Ob Heizungsoptimierung, Wärmedämmung oder die Nutzung von erneuerbaren Energien, Maßnahmen zum Energiesparen verbessern die Wohnqualität, führen zur Wertsteigerung Ihres Hauses, entlasten die Umwelt und langfristig auch Ihren Geldbeutel. Sie sind zwar mit Investitionskosten verbunden, langfristig sparen Sie jedoch Geld durch einen geringeren Energieverbrauch. Staatliche Förderungen unterstützen Sie bei Sanierungen mit Zuschüssen oder günstigen, tilgungsreduzierten Krediten. Unsere Energieberater:innen bringen Licht ins Dickicht des Förder-Dschungels.

Fördermittel bei erneuerbarer Energien für das Heizen

Vollständige Nutzung von erneuerbaren Energien: Wer komplett auf erneuerbare Energien setzt, den erwarten bis zu 35 Prozent Fördermittel. Pelletheizungen oder Wärmepumpen sind da die besten Lösungen und wenn Verbraucher:innen in diesem Zuge ihre alten Ölheizungen austauschen, erhalten nochmal 10 Prozent zusätzliche Zuschüsse. 

Gas-Hybridheizung: Verbraucher:innen, die eine Kombination mit erneuerbaren Energien nutzen, wie zum Beispiel Gas-Hybridheizung, erhalten einen Zuschuss von 30 Prozent. 

Gas-Brennwertkessel: Wer eine Heizung durch einen Gas-Brennwertkessel ersetzt, kann mit 20 Prozent Zuschuss gefördert werden. Jedoch, nur wenn nach zwei Jahren eine Komponente mit erneuerbarer Energie hinzukommt. Dies können Solarkollektoren oder eine Wärmepumpe sein. 
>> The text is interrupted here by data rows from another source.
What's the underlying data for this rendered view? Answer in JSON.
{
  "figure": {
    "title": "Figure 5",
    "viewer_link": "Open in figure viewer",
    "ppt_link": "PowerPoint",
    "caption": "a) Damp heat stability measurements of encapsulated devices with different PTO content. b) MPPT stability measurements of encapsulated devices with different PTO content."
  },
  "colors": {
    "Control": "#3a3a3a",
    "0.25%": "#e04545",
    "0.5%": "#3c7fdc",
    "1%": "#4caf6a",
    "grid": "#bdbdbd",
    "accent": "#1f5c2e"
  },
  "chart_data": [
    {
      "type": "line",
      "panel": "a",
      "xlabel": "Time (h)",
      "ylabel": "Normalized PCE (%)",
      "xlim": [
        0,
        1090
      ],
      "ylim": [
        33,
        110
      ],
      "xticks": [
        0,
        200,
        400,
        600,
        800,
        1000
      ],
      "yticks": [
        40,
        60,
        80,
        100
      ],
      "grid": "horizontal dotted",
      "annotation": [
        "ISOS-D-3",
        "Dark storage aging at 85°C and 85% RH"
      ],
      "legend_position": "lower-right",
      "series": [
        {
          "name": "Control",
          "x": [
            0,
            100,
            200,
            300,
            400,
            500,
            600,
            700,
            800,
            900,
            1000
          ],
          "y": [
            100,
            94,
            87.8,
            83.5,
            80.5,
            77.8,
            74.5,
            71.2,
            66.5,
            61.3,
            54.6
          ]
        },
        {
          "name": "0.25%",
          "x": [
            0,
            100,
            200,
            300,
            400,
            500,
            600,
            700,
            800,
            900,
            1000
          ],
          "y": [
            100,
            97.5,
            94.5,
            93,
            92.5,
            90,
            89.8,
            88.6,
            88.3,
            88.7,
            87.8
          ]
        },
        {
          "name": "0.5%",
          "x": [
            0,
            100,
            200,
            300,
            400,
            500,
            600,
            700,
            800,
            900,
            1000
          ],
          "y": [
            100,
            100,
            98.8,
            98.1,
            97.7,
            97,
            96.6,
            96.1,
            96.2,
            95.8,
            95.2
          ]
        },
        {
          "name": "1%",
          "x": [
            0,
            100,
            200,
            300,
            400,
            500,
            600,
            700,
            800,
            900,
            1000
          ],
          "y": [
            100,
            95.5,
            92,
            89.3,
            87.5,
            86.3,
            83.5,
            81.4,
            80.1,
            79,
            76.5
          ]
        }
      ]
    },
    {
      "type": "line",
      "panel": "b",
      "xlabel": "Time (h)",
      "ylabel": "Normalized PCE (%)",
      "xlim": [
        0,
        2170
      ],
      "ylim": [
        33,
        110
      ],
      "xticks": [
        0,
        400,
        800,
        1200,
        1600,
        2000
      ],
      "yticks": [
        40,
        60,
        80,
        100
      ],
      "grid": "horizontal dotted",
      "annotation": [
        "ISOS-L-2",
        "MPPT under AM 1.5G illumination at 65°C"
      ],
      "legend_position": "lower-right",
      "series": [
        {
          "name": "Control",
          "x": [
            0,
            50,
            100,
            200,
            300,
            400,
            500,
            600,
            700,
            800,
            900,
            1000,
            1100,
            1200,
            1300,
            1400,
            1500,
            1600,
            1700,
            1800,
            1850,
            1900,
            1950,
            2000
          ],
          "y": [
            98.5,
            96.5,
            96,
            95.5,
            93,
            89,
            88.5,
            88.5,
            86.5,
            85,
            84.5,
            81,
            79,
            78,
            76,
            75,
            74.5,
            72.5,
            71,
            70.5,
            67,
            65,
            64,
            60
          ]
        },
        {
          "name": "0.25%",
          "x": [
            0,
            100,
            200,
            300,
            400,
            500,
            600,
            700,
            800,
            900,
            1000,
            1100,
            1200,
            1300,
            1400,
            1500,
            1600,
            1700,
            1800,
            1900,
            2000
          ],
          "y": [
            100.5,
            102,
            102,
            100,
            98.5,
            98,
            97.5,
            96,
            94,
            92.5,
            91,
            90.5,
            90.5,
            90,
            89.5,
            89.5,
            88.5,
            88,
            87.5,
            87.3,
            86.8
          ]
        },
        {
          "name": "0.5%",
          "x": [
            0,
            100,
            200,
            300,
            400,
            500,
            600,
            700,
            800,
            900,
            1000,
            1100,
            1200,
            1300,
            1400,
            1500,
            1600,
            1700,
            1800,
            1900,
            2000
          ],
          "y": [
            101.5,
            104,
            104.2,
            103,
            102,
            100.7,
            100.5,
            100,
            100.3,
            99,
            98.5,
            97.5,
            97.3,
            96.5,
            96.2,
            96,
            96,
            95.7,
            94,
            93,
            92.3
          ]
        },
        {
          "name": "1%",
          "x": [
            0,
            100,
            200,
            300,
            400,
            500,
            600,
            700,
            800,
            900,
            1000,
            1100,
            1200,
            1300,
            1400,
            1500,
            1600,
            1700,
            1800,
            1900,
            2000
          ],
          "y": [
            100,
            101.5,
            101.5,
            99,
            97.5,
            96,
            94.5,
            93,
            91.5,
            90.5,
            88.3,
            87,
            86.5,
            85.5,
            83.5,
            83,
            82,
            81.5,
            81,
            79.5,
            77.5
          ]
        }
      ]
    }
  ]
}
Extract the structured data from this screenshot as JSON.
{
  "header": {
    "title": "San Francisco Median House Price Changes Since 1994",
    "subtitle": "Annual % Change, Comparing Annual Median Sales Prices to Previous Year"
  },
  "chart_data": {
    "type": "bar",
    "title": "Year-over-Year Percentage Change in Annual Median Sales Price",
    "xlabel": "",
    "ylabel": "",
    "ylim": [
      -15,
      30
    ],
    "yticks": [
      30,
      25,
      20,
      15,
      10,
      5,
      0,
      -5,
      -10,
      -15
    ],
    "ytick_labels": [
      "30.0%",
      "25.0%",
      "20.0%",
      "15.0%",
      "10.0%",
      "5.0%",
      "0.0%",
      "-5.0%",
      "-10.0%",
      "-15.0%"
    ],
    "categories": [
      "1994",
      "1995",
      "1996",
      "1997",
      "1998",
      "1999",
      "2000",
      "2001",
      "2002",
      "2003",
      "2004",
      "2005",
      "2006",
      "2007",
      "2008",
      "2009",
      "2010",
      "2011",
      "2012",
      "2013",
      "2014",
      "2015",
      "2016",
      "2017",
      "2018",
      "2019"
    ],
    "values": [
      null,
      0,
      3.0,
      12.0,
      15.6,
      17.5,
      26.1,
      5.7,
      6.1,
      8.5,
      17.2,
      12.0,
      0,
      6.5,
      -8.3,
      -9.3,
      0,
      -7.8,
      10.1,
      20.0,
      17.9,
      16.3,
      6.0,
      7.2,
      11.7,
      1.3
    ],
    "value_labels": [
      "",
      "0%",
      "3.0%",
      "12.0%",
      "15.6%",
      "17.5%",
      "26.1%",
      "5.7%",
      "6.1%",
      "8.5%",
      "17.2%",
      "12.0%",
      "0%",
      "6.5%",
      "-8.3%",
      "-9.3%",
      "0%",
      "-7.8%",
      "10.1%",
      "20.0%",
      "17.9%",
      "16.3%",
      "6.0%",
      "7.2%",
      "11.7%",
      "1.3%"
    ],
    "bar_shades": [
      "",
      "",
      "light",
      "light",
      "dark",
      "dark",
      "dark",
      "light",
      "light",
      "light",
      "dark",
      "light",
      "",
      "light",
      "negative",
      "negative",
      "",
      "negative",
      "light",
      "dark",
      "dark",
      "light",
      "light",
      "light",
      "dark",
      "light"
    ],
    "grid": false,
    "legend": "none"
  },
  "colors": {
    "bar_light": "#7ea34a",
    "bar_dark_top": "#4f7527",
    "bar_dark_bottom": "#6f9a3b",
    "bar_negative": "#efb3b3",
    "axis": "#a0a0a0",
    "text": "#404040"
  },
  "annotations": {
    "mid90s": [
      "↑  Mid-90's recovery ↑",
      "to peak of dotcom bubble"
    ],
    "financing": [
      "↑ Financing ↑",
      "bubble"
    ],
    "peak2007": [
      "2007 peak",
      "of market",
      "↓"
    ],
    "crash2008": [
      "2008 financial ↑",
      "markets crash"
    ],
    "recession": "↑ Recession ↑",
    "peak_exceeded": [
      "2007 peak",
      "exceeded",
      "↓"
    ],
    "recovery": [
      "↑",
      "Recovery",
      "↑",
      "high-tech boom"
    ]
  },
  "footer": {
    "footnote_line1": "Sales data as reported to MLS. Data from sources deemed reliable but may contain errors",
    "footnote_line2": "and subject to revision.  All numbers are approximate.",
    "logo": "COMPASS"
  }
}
Förderungen von Wärmedämmungen 

Wärmedämmungen, welche nachträglich baulich angebracht werden müssen, etwa in Außenwände oder Dach werden bezuschusst. Auch der Fenstertausch oder Austausch von Haustüren wird mit Zuschüssen in Höhe von 20 Prozent gefördert. Komplettsanierungen zu einem Effizienzhaus werden mit bis zu 40 Prozent finanziert.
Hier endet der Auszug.